Event Details

Computer Vision-Based Tracking and Feature Extraction for Lingual Ultrasound

Presenter: Khalid Al-Hammuri
Supervisor:

Date: Tue, April 23, 2019
Time: 11:30:00 - 12:30:00
Place: EOW 230

ABSTRACT

Abstract:

 

Lingual ultrasound is emerging as an important tool for providing visual feedback to second language learners. In this study, ultrasound videos from five Arabic speakers were collected as they pronounced fourteen Arabic sounds in three different vowel contexts. The sounds were repeated three times to form 630 ultrasound videos. The algorithm was characterized by four steps. First: denoising the ultrasound image by using the combined curvelet transform and shock filter. Second: automatic selection of the tongue contour area. Third: tongue contour approximation and missing data estimation. Fourth: tongue contour transformation from image space to full concatenated signal and features extraction. The automatic tongue tracking results were validated by measuring the mean sum of distances between automatic and manual tongue contour tracking to give an accuracy of 0.9558mm.
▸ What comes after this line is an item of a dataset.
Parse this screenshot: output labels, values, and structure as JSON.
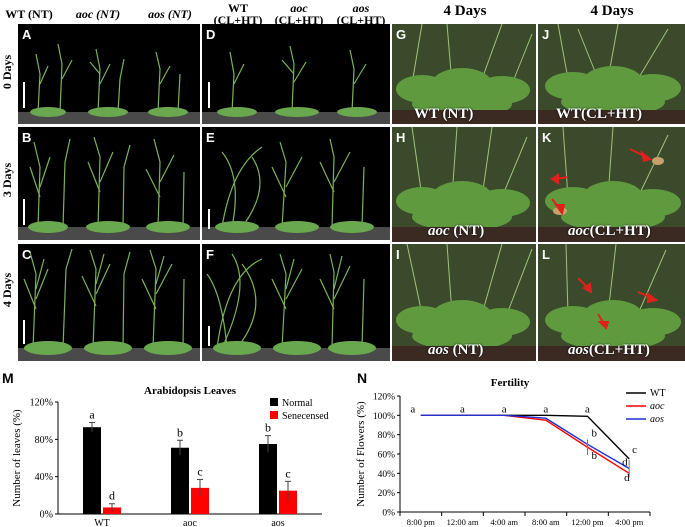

The validation for the feature extraction showed that the average mean squared error between the extracted tongue signature for different sound repetitions was 0.000858 which means that the algorithm could extract a unique signature for each sound and across different vowel contexts with a high degree of similarity. Unlike other related works, the algorithm showed an efficient and robust approach that could extract the tongue contour and the significant feature for the dynamic tongue movement on the full video frames, not just on the significant single and static video frame as used in the conventional method. The algorithm did not need any training data and had no limitation for the video size or the frame number. The algorithm did not fail during tongue extraction and did not need any manual reinitialization. Even when the ultrasound image recordings missed some tongue contour information, the approach could estimate the missing data with a high degree of accuracy.